Getting paid every month from your investments can change the way you think about income. Instead of waiting for quarterly dividends, it feels great to receive cash on a regular monthly schedule. That can make your financial planning easier and give you more flexibility. A TSX Real Estate Investment Trust (REIT) currently offers an annualized return of 5.6% and rewards investors with nice dividends every month. In this article I will talk about H&R REIT (TSX:HR.UN) and tell you why it could be a great monthly dividend stock for income investors.

A diversified real estate platform with scale

H&R Real Estate Investment Trust is a large diversified Canadian REIT. At the end of the September 2025 quarter, it had total assets of approximately $9.6 billion. Based in North York, the trust owns interests in more than 25 million square feet of residential, industrial, office and retail properties in Canada and the United States.

The stock is currently trading at $10.84 per share, giving it a market cap of approximately $2.9 billion. At that price, investors will receive an annualized distribution of $0.60 per share, paid out as $0.05 per month. That amounts to a return of 5.6%.

Financial performance supports the payout

H&R’s ongoing financial growth trends appear stable, as it generated $81.1 million in operating funds (FFO) in the third quarter of 2025, compared to $82.3 million a year ago. Through the first nine months of 2025, FFO totaled $252 million, slightly higher than the $251 million reported during the same period in 2024.

Similarly, adjusted operating financing (AFFO), which is usually seen as a better measure of sustainable cash flow, came in at $205.6 million for the first nine months of 2025. That was virtually unchanged from $205.4 million in the previous year.
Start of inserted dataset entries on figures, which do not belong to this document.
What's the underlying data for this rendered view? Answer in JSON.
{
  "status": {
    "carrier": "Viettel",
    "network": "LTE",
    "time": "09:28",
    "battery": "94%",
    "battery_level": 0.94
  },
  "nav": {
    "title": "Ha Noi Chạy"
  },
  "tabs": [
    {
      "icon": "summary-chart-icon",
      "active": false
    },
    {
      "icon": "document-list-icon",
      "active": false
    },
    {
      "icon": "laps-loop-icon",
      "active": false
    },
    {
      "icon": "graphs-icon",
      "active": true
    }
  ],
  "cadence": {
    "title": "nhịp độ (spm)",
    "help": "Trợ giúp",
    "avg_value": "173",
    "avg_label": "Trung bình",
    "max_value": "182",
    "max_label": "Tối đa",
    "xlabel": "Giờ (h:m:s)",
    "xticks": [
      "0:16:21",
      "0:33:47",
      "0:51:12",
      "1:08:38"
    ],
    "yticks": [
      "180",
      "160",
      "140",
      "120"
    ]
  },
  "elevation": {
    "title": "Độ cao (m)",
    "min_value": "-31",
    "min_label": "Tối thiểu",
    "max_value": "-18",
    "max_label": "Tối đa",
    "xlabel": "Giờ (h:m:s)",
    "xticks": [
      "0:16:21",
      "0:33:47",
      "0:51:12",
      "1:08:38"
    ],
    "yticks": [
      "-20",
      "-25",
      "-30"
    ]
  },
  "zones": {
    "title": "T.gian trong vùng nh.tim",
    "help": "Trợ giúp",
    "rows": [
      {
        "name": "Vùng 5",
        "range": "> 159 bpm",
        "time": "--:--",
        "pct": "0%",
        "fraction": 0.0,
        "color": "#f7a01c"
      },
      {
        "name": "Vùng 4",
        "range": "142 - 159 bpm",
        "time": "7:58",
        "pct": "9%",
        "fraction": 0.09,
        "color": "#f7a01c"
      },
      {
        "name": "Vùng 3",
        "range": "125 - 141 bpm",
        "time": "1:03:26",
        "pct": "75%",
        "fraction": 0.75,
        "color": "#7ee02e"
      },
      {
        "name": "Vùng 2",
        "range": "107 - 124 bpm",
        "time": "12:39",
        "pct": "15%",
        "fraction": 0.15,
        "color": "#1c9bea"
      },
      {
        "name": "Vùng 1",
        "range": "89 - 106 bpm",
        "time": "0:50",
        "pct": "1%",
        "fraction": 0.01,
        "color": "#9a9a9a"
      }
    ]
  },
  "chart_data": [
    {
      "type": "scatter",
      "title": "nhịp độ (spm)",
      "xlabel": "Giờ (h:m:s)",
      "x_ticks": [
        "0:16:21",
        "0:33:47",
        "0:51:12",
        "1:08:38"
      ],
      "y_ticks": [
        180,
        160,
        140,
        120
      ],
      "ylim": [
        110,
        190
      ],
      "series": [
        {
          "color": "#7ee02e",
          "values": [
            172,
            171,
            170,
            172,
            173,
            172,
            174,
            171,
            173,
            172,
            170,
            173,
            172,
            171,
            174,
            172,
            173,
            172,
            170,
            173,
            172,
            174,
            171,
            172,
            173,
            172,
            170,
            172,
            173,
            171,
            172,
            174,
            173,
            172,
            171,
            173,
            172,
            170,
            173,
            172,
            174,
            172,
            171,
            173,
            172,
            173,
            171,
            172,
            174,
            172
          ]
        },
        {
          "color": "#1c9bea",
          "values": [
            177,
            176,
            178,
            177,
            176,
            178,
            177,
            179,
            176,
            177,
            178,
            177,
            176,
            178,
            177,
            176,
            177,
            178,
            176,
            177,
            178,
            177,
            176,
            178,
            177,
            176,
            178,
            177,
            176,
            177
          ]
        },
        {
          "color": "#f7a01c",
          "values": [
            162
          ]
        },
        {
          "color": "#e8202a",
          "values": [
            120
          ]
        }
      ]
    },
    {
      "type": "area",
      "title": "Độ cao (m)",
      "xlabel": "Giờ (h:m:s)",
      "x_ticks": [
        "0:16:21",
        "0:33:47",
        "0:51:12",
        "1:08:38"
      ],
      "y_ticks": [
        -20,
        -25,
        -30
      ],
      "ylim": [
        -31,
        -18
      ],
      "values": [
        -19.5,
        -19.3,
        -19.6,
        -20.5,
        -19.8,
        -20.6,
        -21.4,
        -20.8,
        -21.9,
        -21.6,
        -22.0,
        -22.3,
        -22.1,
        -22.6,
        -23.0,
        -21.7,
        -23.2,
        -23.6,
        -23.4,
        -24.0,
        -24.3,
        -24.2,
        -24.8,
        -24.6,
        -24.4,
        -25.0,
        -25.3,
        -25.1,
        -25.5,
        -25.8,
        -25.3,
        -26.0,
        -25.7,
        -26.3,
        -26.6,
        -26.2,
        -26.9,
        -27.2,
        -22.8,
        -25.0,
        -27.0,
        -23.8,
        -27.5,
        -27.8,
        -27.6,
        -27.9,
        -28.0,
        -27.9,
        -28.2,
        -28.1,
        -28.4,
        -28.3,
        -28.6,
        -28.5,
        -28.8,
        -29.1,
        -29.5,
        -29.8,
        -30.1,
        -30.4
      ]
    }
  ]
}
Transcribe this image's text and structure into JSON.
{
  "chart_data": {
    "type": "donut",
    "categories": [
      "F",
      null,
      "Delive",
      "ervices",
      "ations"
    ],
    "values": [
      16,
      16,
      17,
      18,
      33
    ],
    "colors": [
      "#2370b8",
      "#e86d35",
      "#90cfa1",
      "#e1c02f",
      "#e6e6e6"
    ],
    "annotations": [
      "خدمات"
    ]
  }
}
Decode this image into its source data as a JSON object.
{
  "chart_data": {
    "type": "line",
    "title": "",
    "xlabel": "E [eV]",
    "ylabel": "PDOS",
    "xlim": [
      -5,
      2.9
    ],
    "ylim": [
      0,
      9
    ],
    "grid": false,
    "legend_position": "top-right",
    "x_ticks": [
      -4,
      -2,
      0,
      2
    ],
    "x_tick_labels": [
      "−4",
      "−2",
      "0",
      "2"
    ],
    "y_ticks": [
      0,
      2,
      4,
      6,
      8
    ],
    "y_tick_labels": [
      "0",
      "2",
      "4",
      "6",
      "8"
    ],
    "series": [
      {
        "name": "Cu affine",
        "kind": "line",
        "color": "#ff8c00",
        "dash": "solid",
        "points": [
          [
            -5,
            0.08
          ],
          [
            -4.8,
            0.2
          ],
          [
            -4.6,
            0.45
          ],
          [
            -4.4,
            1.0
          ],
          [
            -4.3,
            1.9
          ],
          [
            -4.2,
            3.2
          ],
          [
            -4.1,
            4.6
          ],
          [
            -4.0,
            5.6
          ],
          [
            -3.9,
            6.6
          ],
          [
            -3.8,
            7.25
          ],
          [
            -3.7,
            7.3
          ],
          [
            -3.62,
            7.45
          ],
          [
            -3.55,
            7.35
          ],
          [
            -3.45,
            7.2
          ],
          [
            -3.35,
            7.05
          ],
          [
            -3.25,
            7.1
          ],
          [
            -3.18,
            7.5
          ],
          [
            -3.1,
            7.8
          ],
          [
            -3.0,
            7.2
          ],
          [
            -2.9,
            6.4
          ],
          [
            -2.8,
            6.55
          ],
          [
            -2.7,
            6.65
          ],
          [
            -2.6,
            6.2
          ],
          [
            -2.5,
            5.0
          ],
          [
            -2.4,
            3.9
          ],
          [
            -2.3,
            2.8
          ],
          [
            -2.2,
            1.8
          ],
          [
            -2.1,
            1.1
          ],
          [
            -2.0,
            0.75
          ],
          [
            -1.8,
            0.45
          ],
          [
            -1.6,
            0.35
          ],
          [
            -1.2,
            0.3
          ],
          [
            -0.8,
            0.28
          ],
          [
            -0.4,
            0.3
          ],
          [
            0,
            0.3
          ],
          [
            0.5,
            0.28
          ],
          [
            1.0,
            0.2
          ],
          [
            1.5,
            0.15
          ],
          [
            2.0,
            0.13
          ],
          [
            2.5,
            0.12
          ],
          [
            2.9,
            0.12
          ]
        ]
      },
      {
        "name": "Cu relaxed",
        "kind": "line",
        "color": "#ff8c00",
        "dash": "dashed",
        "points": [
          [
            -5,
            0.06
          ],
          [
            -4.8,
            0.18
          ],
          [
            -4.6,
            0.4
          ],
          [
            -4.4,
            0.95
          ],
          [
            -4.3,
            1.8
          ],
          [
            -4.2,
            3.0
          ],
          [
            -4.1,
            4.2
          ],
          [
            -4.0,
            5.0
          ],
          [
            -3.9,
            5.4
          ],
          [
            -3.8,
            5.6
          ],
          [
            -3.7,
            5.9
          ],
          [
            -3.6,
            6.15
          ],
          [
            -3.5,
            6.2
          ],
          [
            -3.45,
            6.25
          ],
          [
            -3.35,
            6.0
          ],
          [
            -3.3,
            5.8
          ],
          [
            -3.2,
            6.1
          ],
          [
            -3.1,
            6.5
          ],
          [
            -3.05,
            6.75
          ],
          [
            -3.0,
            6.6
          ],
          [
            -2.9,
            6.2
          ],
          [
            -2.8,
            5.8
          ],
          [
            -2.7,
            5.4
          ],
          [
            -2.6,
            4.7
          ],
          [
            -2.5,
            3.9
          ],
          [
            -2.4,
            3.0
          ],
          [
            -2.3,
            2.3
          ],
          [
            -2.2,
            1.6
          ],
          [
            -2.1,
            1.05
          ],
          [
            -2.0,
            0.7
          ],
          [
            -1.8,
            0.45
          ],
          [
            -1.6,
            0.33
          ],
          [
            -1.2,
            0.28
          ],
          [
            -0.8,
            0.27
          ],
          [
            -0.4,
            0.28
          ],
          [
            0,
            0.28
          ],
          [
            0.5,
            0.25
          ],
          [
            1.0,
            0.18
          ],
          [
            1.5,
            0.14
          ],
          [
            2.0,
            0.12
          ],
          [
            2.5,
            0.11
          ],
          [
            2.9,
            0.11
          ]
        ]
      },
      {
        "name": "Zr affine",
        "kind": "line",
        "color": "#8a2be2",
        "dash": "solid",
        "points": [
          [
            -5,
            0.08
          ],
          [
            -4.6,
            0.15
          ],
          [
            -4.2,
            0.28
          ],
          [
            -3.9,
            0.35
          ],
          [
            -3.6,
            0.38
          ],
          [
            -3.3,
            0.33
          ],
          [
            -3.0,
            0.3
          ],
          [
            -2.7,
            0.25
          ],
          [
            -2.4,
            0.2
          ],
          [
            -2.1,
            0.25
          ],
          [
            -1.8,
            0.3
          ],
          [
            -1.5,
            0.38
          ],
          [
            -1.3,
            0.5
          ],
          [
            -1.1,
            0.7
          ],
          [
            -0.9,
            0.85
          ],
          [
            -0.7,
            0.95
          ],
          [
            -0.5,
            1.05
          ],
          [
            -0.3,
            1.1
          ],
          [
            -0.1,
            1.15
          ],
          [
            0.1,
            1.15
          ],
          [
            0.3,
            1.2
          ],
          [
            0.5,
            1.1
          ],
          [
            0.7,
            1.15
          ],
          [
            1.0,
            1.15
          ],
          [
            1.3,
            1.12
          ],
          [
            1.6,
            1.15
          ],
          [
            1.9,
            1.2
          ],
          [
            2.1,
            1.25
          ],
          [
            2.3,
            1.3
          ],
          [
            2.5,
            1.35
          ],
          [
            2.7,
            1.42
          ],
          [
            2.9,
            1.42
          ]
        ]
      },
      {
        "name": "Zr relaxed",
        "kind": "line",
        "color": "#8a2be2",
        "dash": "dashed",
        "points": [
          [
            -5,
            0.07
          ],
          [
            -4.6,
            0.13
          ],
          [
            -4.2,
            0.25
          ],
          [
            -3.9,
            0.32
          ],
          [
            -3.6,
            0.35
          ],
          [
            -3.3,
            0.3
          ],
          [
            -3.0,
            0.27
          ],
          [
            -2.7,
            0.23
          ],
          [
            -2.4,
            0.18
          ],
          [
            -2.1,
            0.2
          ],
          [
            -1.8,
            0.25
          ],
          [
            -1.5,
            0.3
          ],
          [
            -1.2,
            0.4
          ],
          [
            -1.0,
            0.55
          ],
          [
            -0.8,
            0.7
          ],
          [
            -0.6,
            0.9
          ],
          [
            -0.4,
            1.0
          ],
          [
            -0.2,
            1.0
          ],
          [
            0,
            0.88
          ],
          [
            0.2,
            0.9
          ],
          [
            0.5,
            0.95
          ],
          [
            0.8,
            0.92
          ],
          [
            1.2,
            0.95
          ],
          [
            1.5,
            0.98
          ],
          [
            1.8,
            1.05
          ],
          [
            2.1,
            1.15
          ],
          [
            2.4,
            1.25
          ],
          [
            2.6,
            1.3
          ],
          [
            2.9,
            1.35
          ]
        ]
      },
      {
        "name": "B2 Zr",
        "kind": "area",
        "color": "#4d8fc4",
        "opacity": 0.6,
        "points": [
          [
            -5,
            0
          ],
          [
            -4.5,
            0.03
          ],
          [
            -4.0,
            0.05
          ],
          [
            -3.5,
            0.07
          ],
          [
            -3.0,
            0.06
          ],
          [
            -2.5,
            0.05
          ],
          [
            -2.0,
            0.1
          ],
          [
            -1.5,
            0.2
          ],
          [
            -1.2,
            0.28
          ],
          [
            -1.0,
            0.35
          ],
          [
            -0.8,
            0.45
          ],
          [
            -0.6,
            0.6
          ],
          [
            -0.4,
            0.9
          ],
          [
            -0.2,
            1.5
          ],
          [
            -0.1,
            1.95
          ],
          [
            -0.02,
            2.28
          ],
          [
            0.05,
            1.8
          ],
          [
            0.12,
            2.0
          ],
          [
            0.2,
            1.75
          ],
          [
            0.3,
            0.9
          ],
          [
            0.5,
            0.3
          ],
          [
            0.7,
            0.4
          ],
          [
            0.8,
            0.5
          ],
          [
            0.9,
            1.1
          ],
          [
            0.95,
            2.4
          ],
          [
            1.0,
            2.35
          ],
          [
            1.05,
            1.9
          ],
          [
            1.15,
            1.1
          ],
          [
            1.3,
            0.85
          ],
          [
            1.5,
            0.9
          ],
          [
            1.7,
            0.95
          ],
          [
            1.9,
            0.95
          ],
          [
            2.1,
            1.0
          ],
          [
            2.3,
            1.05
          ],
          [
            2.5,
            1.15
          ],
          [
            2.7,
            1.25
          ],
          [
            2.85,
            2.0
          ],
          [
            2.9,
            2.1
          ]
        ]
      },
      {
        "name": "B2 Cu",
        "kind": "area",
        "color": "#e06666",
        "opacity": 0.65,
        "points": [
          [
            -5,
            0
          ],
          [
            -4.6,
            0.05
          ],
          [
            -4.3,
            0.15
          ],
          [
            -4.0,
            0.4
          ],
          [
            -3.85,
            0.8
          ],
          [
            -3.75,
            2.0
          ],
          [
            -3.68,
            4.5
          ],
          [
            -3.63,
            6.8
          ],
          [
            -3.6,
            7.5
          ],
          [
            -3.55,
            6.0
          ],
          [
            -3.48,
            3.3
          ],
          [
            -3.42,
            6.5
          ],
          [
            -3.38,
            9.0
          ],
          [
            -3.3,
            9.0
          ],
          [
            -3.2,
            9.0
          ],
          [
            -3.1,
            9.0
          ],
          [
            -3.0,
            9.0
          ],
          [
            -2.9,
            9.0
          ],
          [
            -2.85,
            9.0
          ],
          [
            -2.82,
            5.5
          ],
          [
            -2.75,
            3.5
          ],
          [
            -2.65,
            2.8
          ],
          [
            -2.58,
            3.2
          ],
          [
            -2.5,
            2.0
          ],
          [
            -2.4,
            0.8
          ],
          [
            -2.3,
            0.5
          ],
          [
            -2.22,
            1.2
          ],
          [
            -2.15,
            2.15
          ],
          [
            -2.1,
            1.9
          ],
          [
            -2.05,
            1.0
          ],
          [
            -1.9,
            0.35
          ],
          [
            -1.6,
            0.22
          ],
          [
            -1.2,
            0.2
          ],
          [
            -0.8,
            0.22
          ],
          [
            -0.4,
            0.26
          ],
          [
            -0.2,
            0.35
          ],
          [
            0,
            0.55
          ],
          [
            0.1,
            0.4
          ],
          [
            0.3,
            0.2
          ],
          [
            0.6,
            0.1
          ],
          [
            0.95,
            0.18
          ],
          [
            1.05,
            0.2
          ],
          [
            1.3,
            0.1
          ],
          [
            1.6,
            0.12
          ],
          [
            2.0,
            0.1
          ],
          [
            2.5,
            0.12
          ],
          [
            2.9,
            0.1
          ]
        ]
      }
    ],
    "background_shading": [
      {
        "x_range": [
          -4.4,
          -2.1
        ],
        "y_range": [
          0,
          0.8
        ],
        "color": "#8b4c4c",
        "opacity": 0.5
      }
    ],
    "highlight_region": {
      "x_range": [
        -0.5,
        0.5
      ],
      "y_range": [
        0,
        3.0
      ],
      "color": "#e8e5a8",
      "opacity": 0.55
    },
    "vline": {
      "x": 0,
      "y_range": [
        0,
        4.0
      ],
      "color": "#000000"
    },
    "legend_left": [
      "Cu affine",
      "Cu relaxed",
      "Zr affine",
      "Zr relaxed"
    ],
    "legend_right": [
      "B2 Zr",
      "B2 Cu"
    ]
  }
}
During this period, H&R’s payout ratio was 50% of FFO and 61.3% of AFFO.

For a REIT, these payout levels are quite reasonable, as they suggest that the current monthly payout is comfortably supported by ongoing operating cash flow.

Strategic repositioning could unlock value

H&R REIT reported net losses in 2025, but these were primarily due to non-cash adjustments to the fair value of real estate assets, which totaled more than $750 million in the first nine months of the year. Many of these adjustments were related to properties classified as held for sale and changes in valuation assumptions, rather than a decline in rental income.

The trust is currently in talks to sell assets worth approximately $2.6 billion. Some of the office and retail properties have already been classified as held for sale and binding agreements are expected before the end of the year. By doing so, H&R plans to simplify its portfolio, strengthen financial flexibility and potentially improve long-term returns.

Silly takeaway

For foolish investors focused on dividend income, consistency is key. H&R has a diversified portfolio, stable operating cash flow and payout ratios that appear quite manageable.

Although real estate values ​​can rise and fall, H&R Real Estate Investment Trust remains an attractive stock to consider for long-term investors looking for a stable monthly income.